In 1942, during the chaos of the Pacific War, the Battle of Midway turned on a piece of information. U.S. Navy cryptographers, having cracked the Japanese code, discovered plans for an imminent attack on Midway Atoll. Admiral Chester W. Nimitz had hours, not weeks, to act.
Japanese intelligence, working from flawed data, believed U.S. carriers remained docked at Pearl Harbor. They weren't. The result was a devastating ambush that sank four Japanese carriers and tilted the war in the Pacific. Different data, same battlefield. Wildly different outcome.
It's a useful story to keep in mind right now, because retail is in its own Midway moment - with AI as the new front. The signal you make decisions on isn't getting better automatically just because the model on top of it got bigger. The opposite is happening. Bad data, run through a more confident model, produces more confident bad decisions, faster.
The competitive edge of quality information
The phrase "data is the new oil" has done more harm than good, because it equates value with volume. Crude oil is fungible. Data isn't. A million bad transaction records is worse than ten thousand clean ones - not because the volume hurts you, but because the noise makes every downstream conclusion suspect.
The retailers and suppliers that are pulling ahead in this cycle are the ones that have stopped asking "how do we collect more" and started asking "what do we actually trust, and where does that trust come from". That's the competitive edge of quality information. It compounds.
What "good" actually means
Good information is tailored to the user's question, not the sender's convenience. That's the shorthand. The longer answer is a set of eleven properties that data has to clear before it's worth running a model - let alone a decision - on top of it:
- Accurate. Correct, and a true reflection of reality at the moment it was captured.
- Complete. All the pieces are present. A partial picture is, in practice, the wrong picture.

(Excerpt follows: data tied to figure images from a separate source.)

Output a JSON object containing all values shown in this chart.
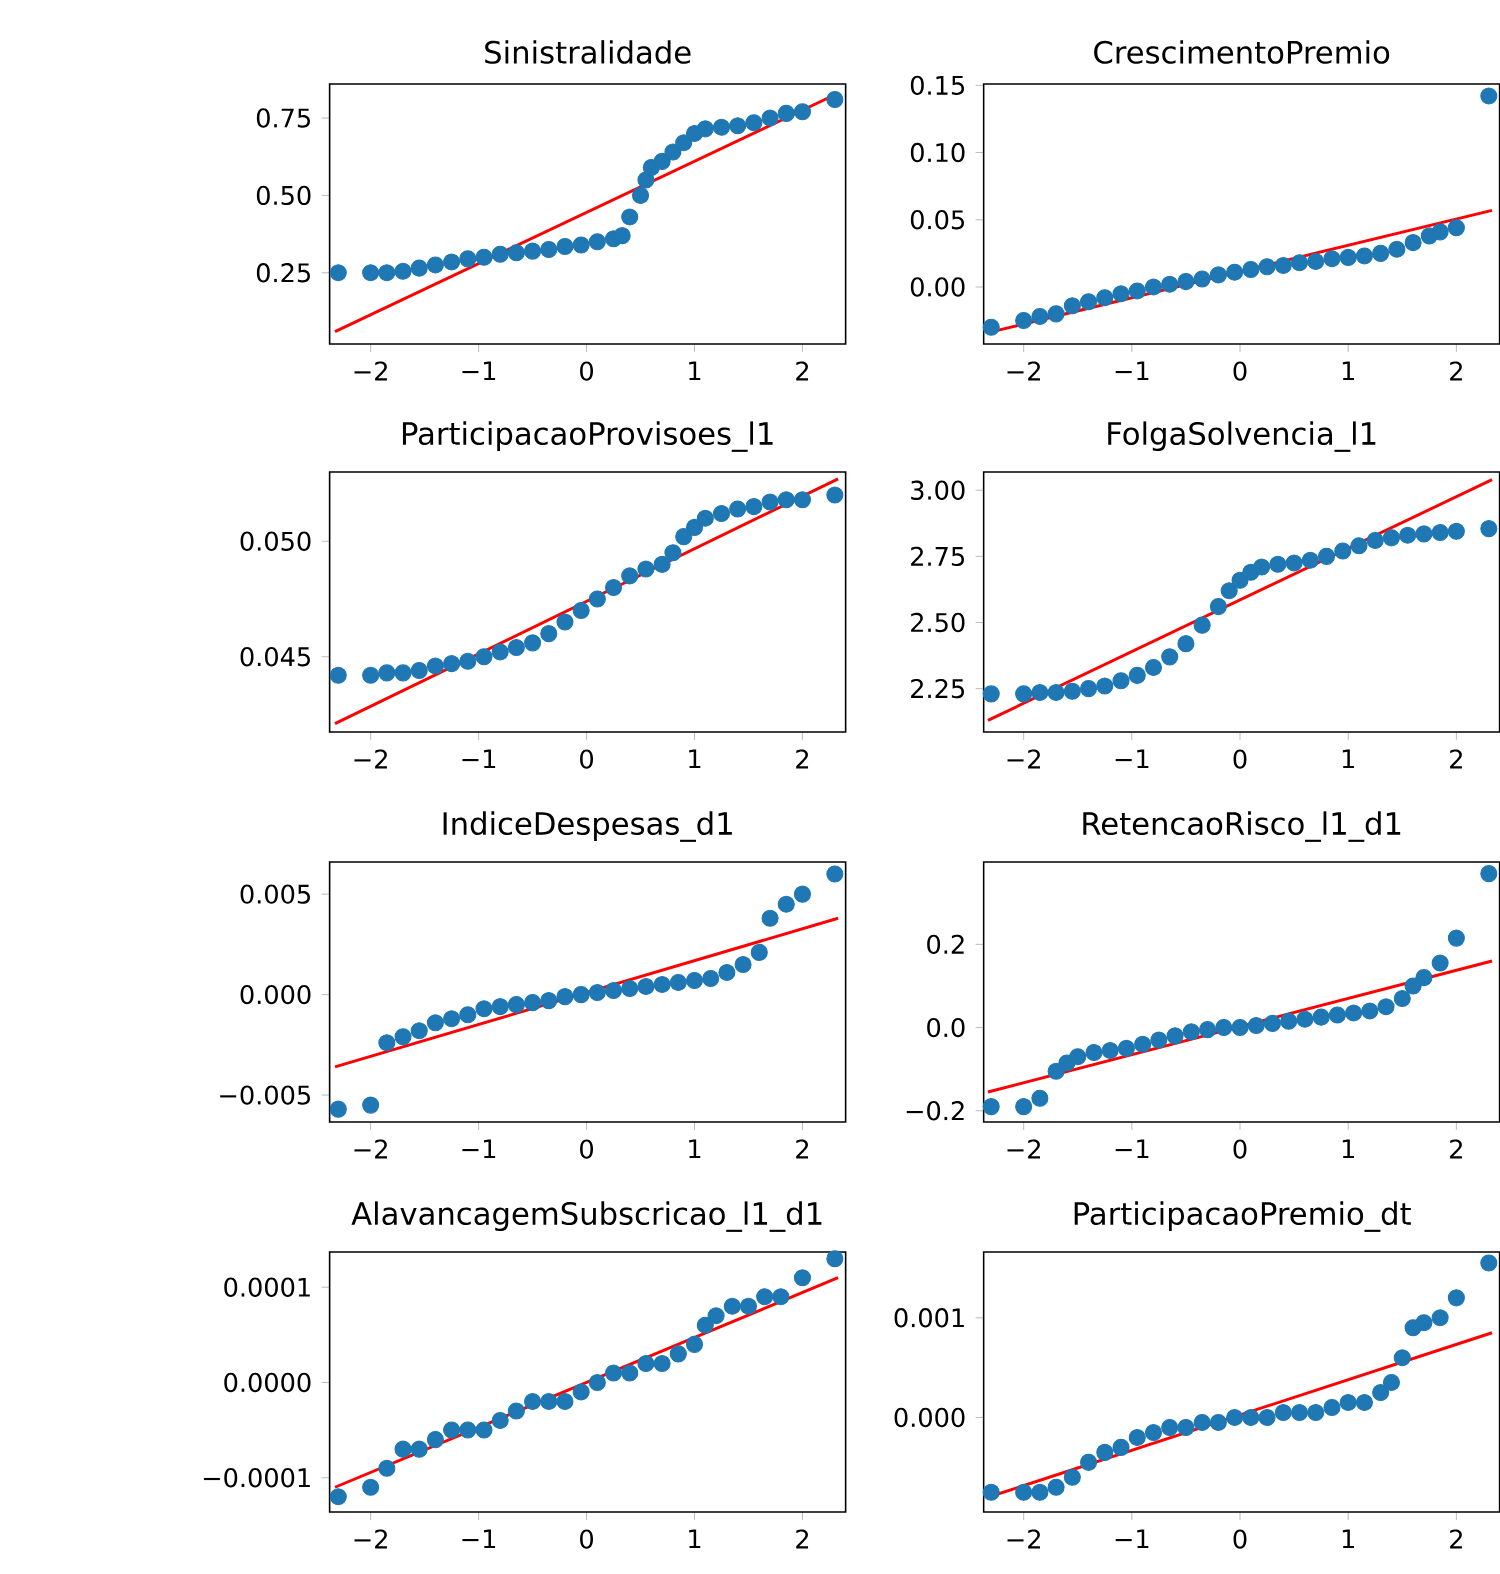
{
  "chart_data": [
    {
      "type": "scatter",
      "title": "Sinistralidade",
      "xlim": [
        -2.38,
        2.4
      ],
      "ylim": [
        0.02,
        0.86
      ],
      "xticks": [
        {
          "value": -2,
          "label": "−2"
        },
        {
          "value": -1,
          "label": "−1"
        },
        {
          "value": 0,
          "label": "0"
        },
        {
          "value": 1,
          "label": "1"
        },
        {
          "value": 2,
          "label": "2"
        }
      ],
      "yticks": [
        {
          "value": 0.25,
          "label": "0.25"
        },
        {
          "value": 0.5,
          "label": "0.50"
        },
        {
          "value": 0.75,
          "label": "0.75"
        }
      ],
      "series": [
        {
          "type": "scatter",
          "marker": "circle",
          "color": "#1f77b4",
          "x": [
            -2.3,
            -2.0,
            -1.85,
            -1.7,
            -1.55,
            -1.4,
            -1.25,
            -1.1,
            -0.95,
            -0.8,
            -0.65,
            -0.5,
            -0.35,
            -0.2,
            -0.05,
            0.1,
            0.25,
            0.33,
            0.4,
            0.5,
            0.55,
            0.6,
            0.7,
            0.8,
            0.9,
            1.0,
            1.1,
            1.25,
            1.4,
            1.55,
            1.7,
            1.85,
            2.0,
            2.3
          ],
          "values": [
            0.25,
            0.25,
            0.25,
            0.255,
            0.265,
            0.275,
            0.285,
            0.295,
            0.3,
            0.31,
            0.315,
            0.32,
            0.325,
            0.335,
            0.34,
            0.35,
            0.36,
            0.37,
            0.43,
            0.5,
            0.55,
            0.59,
            0.61,
            0.64,
            0.67,
            0.7,
            0.715,
            0.72,
            0.725,
            0.735,
            0.75,
            0.765,
            0.77,
            0.81
          ]
        },
        {
          "type": "line",
          "color": "#ff0000",
          "x": [
            -2.33,
            2.33
          ],
          "values": [
            0.06,
            0.83
          ]
        }
      ]
    },
    {
      "type": "scatter",
      "title": "CrescimentoPremio",
      "xlim": [
        -2.37,
        2.4
      ],
      "ylim": [
        -0.0424,
        0.151
      ],
      "xticks": [
        {
          "value": -2,
          "label": "−2"
        },
        {
          "value": -1,
          "label": "−1"
        },
        {
          "value": 0,
          "label": "0"
        },
        {
          "value": 1,
          "label": "1"
        },
        {
          "value": 2,
          "label": "2"
        }
      ],
      "yticks": [
        {
          "value": 0,
          "label": "0.00"
        },
        {
          "value": 0.05,
          "label": "0.05"
        },
        {
          "value": 0.1,
          "label": "0.10"
        },
        {
          "value": 0.15,
          "label": "0.15"
        }
      ],
      "series": [
        {
          "type": "scatter",
          "marker": "circle",
          "color": "#1f77b4",
          "x": [
            -2.3,
            -2.0,
            -1.85,
            -1.7,
            -1.55,
            -1.4,
            -1.25,
            -1.1,
            -0.95,
            -0.8,
            -0.65,
            -0.5,
            -0.35,
            -0.2,
            -0.05,
            0.1,
            0.25,
            0.4,
            0.55,
            0.7,
            0.85,
            1.0,
            1.15,
            1.3,
            1.45,
            1.6,
            1.75,
            1.85,
            2.0,
            2.3
          ],
          "values": [
            -0.03,
            -0.025,
            -0.022,
            -0.02,
            -0.014,
            -0.011,
            -0.008,
            -0.005,
            -0.003,
            0.0,
            0.002,
            0.004,
            0.006,
            0.009,
            0.011,
            0.013,
            0.015,
            0.016,
            0.018,
            0.019,
            0.021,
            0.022,
            0.023,
            0.025,
            0.028,
            0.033,
            0.038,
            0.041,
            0.044,
            0.142
          ]
        },
        {
          "type": "line",
          "color": "#ff0000",
          "x": [
            -2.33,
            2.33
          ],
          "values": [
            -0.034,
            0.057
          ]
        }
      ]
    },
    {
      "type": "scatter",
      "title": "ParticipacaoProvisoes_l1",
      "xlim": [
        -2.38,
        2.4
      ],
      "ylim": [
        0.04174,
        0.053
      ],
      "xticks": [
        {
          "value": -2,
          "label": "−2"
        },
        {
          "value": -1,
          "label": "−1"
        },
        {
          "value": 0,
          "label": "0"
        },
        {
          "value": 1,
          "label": "1"
        },
        {
          "value": 2,
          "label": "2"
        }
      ],
      "yticks": [
        {
          "value": 0.045,
          "label": "0.045"
        },
        {
          "value": 0.05,
          "label": "0.050"
        }
      ],
      "series": [
        {
          "type": "scatter",
          "marker": "circle",
          "color": "#1f77b4",
          "x": [
            -2.3,
            -2.0,
            -1.85,
            -1.7,
            -1.55,
            -1.4,
            -1.25,
            -1.1,
            -0.95,
            -0.8,
            -0.65,
            -0.5,
            -0.35,
            -0.2,
            -0.05,
            0.1,
            0.25,
            0.4,
            0.55,
            0.7,
            0.8,
            0.9,
            1.0,
            1.1,
            1.25,
            1.4,
            1.55,
            1.7,
            1.85,
            2.0,
            2.3
          ],
          "values": [
            0.0442,
            0.0442,
            0.0443,
            0.0443,
            0.0444,
            0.0446,
            0.0447,
            0.0448,
            0.045,
            0.0452,
            0.0454,
            0.0456,
            0.046,
            0.0465,
            0.047,
            0.0475,
            0.048,
            0.0485,
            0.0488,
            0.049,
            0.0495,
            0.0502,
            0.0506,
            0.051,
            0.0512,
            0.0514,
            0.0515,
            0.0517,
            0.0518,
            0.0518,
            0.052
          ]
        },
        {
          "type": "line",
          "color": "#ff0000",
          "x": [
            -2.33,
            2.33
          ],
          "values": [
            0.0421,
            0.0527
          ]
        }
      ]
    },
    {
      "type": "scatter",
      "title": "FolgaSolvencia_l1",
      "xlim": [
        -2.37,
        2.4
      ],
      "ylim": [
        2.086,
        3.069
      ],
      "xticks": [
        {
          "value": -2,
          "label": "−2"
        },
        {
          "value": -1,
          "label": "−1"
        },
        {
          "value": 0,
          "label": "0"
        },
        {
          "value": 1,
          "label": "1"
        },
        {
          "value": 2,
          "label": "2"
        }
      ],
      "yticks": [
        {
          "value": 2.25,
          "label": "2.25"
        },
        {
          "value": 2.5,
          "label": "2.50"
        },
        {
          "value": 2.75,
          "label": "2.75"
        },
        {
          "value": 3.0,
          "label": "3.00"
        }
      ],
      "series": [
        {
          "type": "scatter",
          "marker": "circle",
          "color": "#1f77b4",
          "x": [
            -2.3,
            -2.0,
            -1.85,
            -1.7,
            -1.55,
            -1.4,
            -1.25,
            -1.1,
            -0.95,
            -0.8,
            -0.65,
            -0.5,
            -0.35,
            -0.2,
            -0.1,
            0.0,
            0.1,
            0.2,
            0.35,
            0.5,
            0.65,
            0.8,
            0.95,
            1.1,
            1.25,
            1.4,
            1.55,
            1.7,
            1.85,
            2.0,
            2.3
          ],
          "values": [
            2.23,
            2.23,
            2.235,
            2.235,
            2.24,
            2.25,
            2.26,
            2.28,
            2.3,
            2.33,
            2.37,
            2.42,
            2.49,
            2.56,
            2.62,
            2.66,
            2.69,
            2.71,
            2.72,
            2.725,
            2.735,
            2.75,
            2.77,
            2.79,
            2.81,
            2.82,
            2.83,
            2.835,
            2.84,
            2.845,
            2.855
          ]
        },
        {
          "type": "line",
          "color": "#ff0000",
          "x": [
            -2.33,
            2.33
          ],
          "values": [
            2.13,
            3.04
          ]
        }
      ]
    },
    {
      "type": "scatter",
      "title": "IndiceDespesas_d1",
      "xlim": [
        -2.38,
        2.4
      ],
      "ylim": [
        -0.00634,
        0.0066
      ],
      "xticks": [
        {
          "value": -2,
          "label": "−2"
        },
        {
          "value": -1,
          "label": "−1"
        },
        {
          "value": 0,
          "label": "0"
        },
        {
          "value": 1,
          "label": "1"
        },
        {
          "value": 2,
          "label": "2"
        }
      ],
      "yticks": [
        {
          "value": -0.005,
          "label": "−0.005"
        },
        {
          "value": 0,
          "label": "0.000"
        },
        {
          "value": 0.005,
          "label": "0.005"
        }
      ],
      "series": [
        {
          "type": "scatter",
          "marker": "circle",
          "color": "#1f77b4",
          "x": [
            -2.3,
            -2.0,
            -1.85,
            -1.7,
            -1.55,
            -1.4,
            -1.25,
            -1.1,
            -0.95,
            -0.8,
            -0.65,
            -0.5,
            -0.35,
            -0.2,
            -0.05,
            0.1,
            0.25,
            0.4,
            0.55,
            0.7,
            0.85,
            1.0,
            1.15,
            1.3,
            1.45,
            1.6,
            1.7,
            1.85,
            2.0,
            2.3
          ],
          "values": [
            -0.0057,
            -0.0055,
            -0.0024,
            -0.0021,
            -0.0018,
            -0.0014,
            -0.0012,
            -0.001,
            -0.0007,
            -0.0006,
            -0.0005,
            -0.0004,
            -0.0003,
            -0.0001,
            0.0,
            0.0001,
            0.0002,
            0.0003,
            0.0004,
            0.0005,
            0.0006,
            0.0007,
            0.0008,
            0.0011,
            0.0015,
            0.0021,
            0.0038,
            0.0045,
            0.005,
            0.006
          ]
        },
        {
          "type": "line",
          "color": "#ff0000",
          "x": [
            -2.33,
            2.33
          ],
          "values": [
            -0.0036,
            0.0038
          ]
        }
      ]
    },
    {
      "type": "scatter",
      "title": "RetencaoRisco_l1_d1",
      "xlim": [
        -2.37,
        2.4
      ],
      "ylim": [
        -0.227,
        0.398
      ],
      "xticks": [
        {
          "value": -2,
          "label": "−2"
        },
        {
          "value": -1,
          "label": "−1"
        },
        {
          "value": 0,
          "label": "0"
        },
        {
          "value": 1,
          "label": "1"
        },
        {
          "value": 2,
          "label": "2"
        }
      ],
      "yticks": [
        {
          "value": -0.2,
          "label": "−0.2"
        },
        {
          "value": 0,
          "label": "0.0"
        },
        {
          "value": 0.2,
          "label": "0.2"
        }
      ],
      "series": [
        {
          "type": "scatter",
          "marker": "circle",
          "color": "#1f77b4",
          "x": [
            -2.3,
            -2.0,
            -1.85,
            -1.7,
            -1.6,
            -1.5,
            -1.35,
            -1.2,
            -1.05,
            -0.9,
            -0.75,
            -0.6,
            -0.45,
            -0.3,
            -0.15,
            0.0,
            0.15,
            0.3,
            0.45,
            0.6,
            0.75,
            0.9,
            1.05,
            1.2,
            1.35,
            1.5,
            1.6,
            1.7,
            1.85,
            2.0,
            2.3
          ],
          "values": [
            -0.19,
            -0.19,
            -0.17,
            -0.105,
            -0.085,
            -0.07,
            -0.06,
            -0.055,
            -0.05,
            -0.04,
            -0.03,
            -0.02,
            -0.01,
            -0.005,
            0.0,
            0.0,
            0.005,
            0.01,
            0.015,
            0.02,
            0.025,
            0.03,
            0.035,
            0.04,
            0.05,
            0.07,
            0.1,
            0.12,
            0.155,
            0.215,
            0.37
          ]
        },
        {
          "type": "line",
          "color": "#ff0000",
          "x": [
            -2.33,
            2.33
          ],
          "values": [
            -0.155,
            0.16
          ]
        }
      ]
    },
    {
      "type": "scatter",
      "title": "AlavancagemSubscricao_l1_d1",
      "xlim": [
        -2.38,
        2.4
      ],
      "ylim": [
        -0.000136,
        0.000137
      ],
      "xticks": [
        {
          "value": -2,
          "label": "−2"
        },
        {
          "value": -1,
          "label": "−1"
        },
        {
          "value": 0,
          "label": "0"
        },
        {
          "value": 1,
          "label": "1"
        },
        {
          "value": 2,
          "label": "2"
        }
      ],
      "yticks": [
        {
          "value": -0.0001,
          "label": "−0.0001"
        },
        {
          "value": 0,
          "label": "0.0000"
        },
        {
          "value": 0.0001,
          "label": "0.0001"
        }
      ],
      "series": [
        {
          "type": "scatter",
          "marker": "circle",
          "color": "#1f77b4",
          "x": [
            -2.3,
            -2.0,
            -1.85,
            -1.7,
            -1.55,
            -1.4,
            -1.25,
            -1.1,
            -0.95,
            -0.8,
            -0.65,
            -0.5,
            -0.35,
            -0.2,
            -0.05,
            0.1,
            0.25,
            0.4,
            0.55,
            0.7,
            0.85,
            1.0,
            1.1,
            1.2,
            1.35,
            1.5,
            1.65,
            1.8,
            2.0,
            2.3
          ],
          "values": [
            -0.00012,
            -0.00011,
            -9e-05,
            -7e-05,
            -7e-05,
            -6e-05,
            -5e-05,
            -5e-05,
            -5e-05,
            -4e-05,
            -3e-05,
            -2e-05,
            -2e-05,
            -2e-05,
            -1e-05,
            0.0,
            1e-05,
            1e-05,
            2e-05,
            2e-05,
            3e-05,
            4e-05,
            6e-05,
            7e-05,
            8e-05,
            8e-05,
            9e-05,
            9e-05,
            0.00011,
            0.00013
          ]
        },
        {
          "type": "line",
          "color": "#ff0000",
          "x": [
            -2.33,
            2.33
          ],
          "values": [
            -0.00011,
            0.00011
          ]
        }
      ]
    },
    {
      "type": "scatter",
      "title": "ParticipacaoPremio_dt",
      "xlim": [
        -2.37,
        2.4
      ],
      "ylim": [
        -0.000948,
        0.00166
      ],
      "xticks": [
        {
          "value": -2,
          "label": "−2"
        },
        {
          "value": -1,
          "label": "−1"
        },
        {
          "value": 0,
          "label": "0"
        },
        {
          "value": 1,
          "label": "1"
        },
        {
          "value": 2,
          "label": "2"
        }
      ],
      "yticks": [
        {
          "value": 0,
          "label": "0.000"
        },
        {
          "value": 0.001,
          "label": "0.001"
        }
      ],
      "series": [
        {
          "type": "scatter",
          "marker": "circle",
          "color": "#1f77b4",
          "x": [
            -2.3,
            -2.0,
            -1.85,
            -1.7,
            -1.55,
            -1.4,
            -1.25,
            -1.1,
            -0.95,
            -0.8,
            -0.65,
            -0.5,
            -0.35,
            -0.2,
            -0.05,
            0.1,
            0.25,
            0.4,
            0.55,
            0.7,
            0.85,
            1.0,
            1.15,
            1.3,
            1.4,
            1.5,
            1.6,
            1.7,
            1.85,
            2.0,
            2.3
          ],
          "values": [
            -0.00075,
            -0.00075,
            -0.00075,
            -0.0007,
            -0.0006,
            -0.00045,
            -0.00035,
            -0.0003,
            -0.0002,
            -0.00015,
            -0.0001,
            -0.0001,
            -5e-05,
            -5e-05,
            0.0,
            0.0,
            0.0,
            5e-05,
            5e-05,
            5e-05,
            0.0001,
            0.00015,
            0.00015,
            0.00025,
            0.00035,
            0.0006,
            0.0009,
            0.00095,
            0.001,
            0.0012,
            0.00155
          ]
        },
        {
          "type": "line",
          "color": "#ff0000",
          "x": [
            -2.33,
            2.33
          ],
          "values": [
            -0.0008,
            0.00085
          ]
        }
      ]
    }
  ]
}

- Consistent. The same fact, drawn from different sources, agrees.
- Timely. Current enough for the decision being made. Yesterday's data is fine for the annual report; not for the promo-effectiveness call you're making this morning.
- Valid. Right format, right units, right schema. Field-level validation, not vibes.

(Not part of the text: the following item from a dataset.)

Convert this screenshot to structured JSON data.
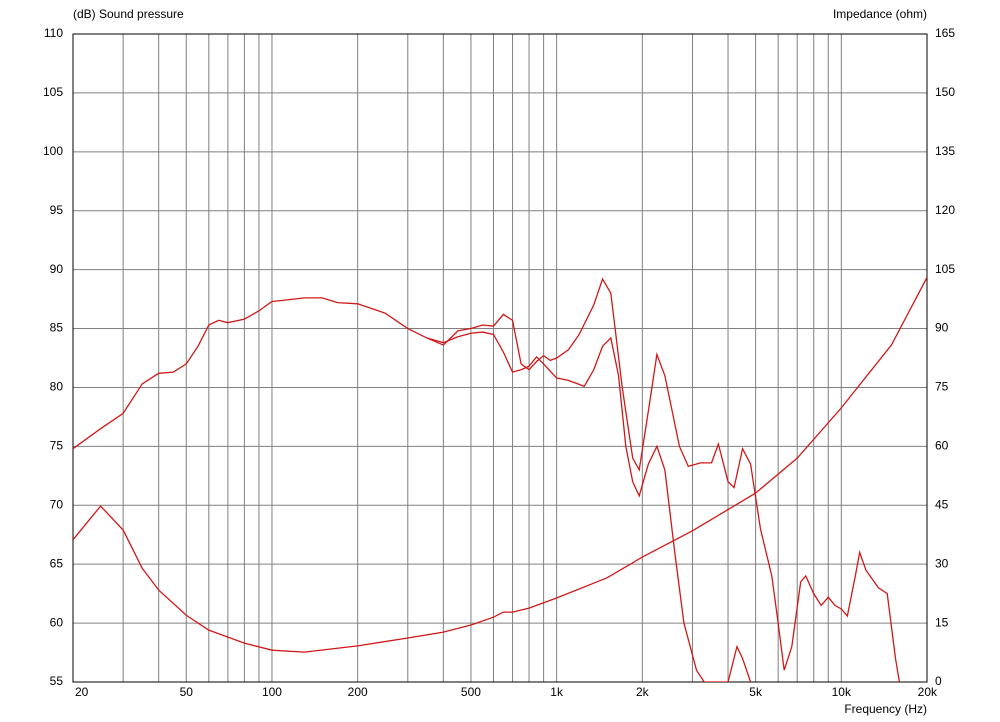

- Reliable. The same query, run twice, returns the same answer.
- Unique. Duplicates are silently devastating. De-dup at the source, not in the dashboard.

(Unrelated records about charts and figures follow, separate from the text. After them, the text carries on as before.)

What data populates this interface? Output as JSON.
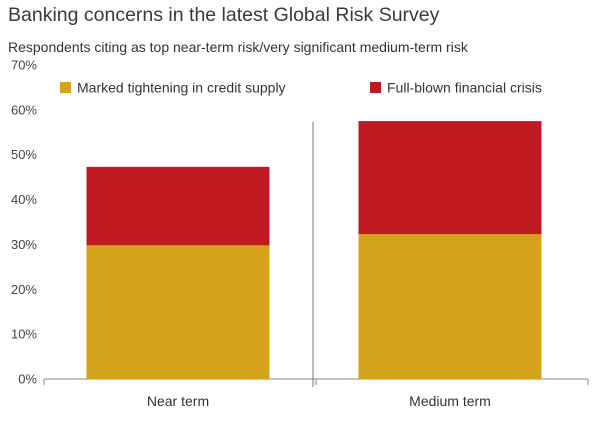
{
  "chart_data": {
    "type": "bar",
    "stacked": true,
    "title": "Banking concerns in the latest Global Risk Survey",
    "subtitle": "Respondents citing as top near-term risk/very significant medium-term risk",
    "categories": [
      "Near term",
      "Medium term"
    ],
    "series": [
      {
        "name": "Marked tightening in credit supply",
        "values": [
          29.8,
          32.3
        ],
        "color": "#D4A21B"
      },
      {
        "name": "Full-blown financial crisis",
        "values": [
          17.5,
          25.2
        ],
        "color": "#BF1A22"
      }
    ],
    "ylim": [
      0,
      70
    ],
    "yticks": [
      "0%",
      "10%",
      "20%",
      "30%",
      "40%",
      "50%",
      "60%",
      "70%"
    ],
    "legend": "top",
    "grid": false
  }
}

- Accessible. The right people can reach it, in the right tool, with the right permissions.
- Interoperable. It moves between systems without re-keying, re-mapping, or quiet truncation.
- Credible. The source is named and trustworthy. Provenance is a feature, not a footnote.
- Contextually relevant. Right time, right place, right question. Volume is irrelevant if it's the wrong volume.
A million bad records is worse than ten thousand clean ones. The noise makes every downstream conclusion suspect.
A historical aside - the Semmelweis case
In the mid-19th century, the Hungarian physician Ignaz Semmelweis faced a perplexing problem: a mortality rate from childbed fever of 18% in a Vienna General Hospital maternity ward. He observed that doctors moved directly from autopsies to patient examinations without washing their hands.
His intervention was a chlorine-solution handwashing policy. The mortality rate fell to under 2%. The data was unambiguous. His peers refused to believe him for two decades.
The lesson isn't that the data was wrong - it was, in fact, the cleanest data anyone in 19th-century medicine had access to. The lesson is that good data on its own does not change minds. The system around it - governance, peer review, provenance, replication - is what turns a true number into an acted-on number.
Retail organisations are working through their own version of this right now. The retailers that move first aren't the ones with the most data. They're the ones whose data their own operators trust enough to act on it within hours, not weeks.
Conclusion
From wartime intelligence to germ theory, history teaches the same lesson: the quality of information determines the difference between success and failure. In our data-driven world, leveraging the nuances of high-quality information is a structural advantage that compounds.
AI doesn't change that. AI amplifies it. A model trained on or reasoning over high-quality, governed, verified data is a competent analyst. A model on top of poor data is a confident hallucinator. The two are not on the same product roadmap. They aren't even in the same industry.
The technology question of the next decade isn't "which model do we buy". It's "which data do we own, what do we know about it, and what are we willing to act on". The retailers that answer that question well will quietly dominate the ones that don't.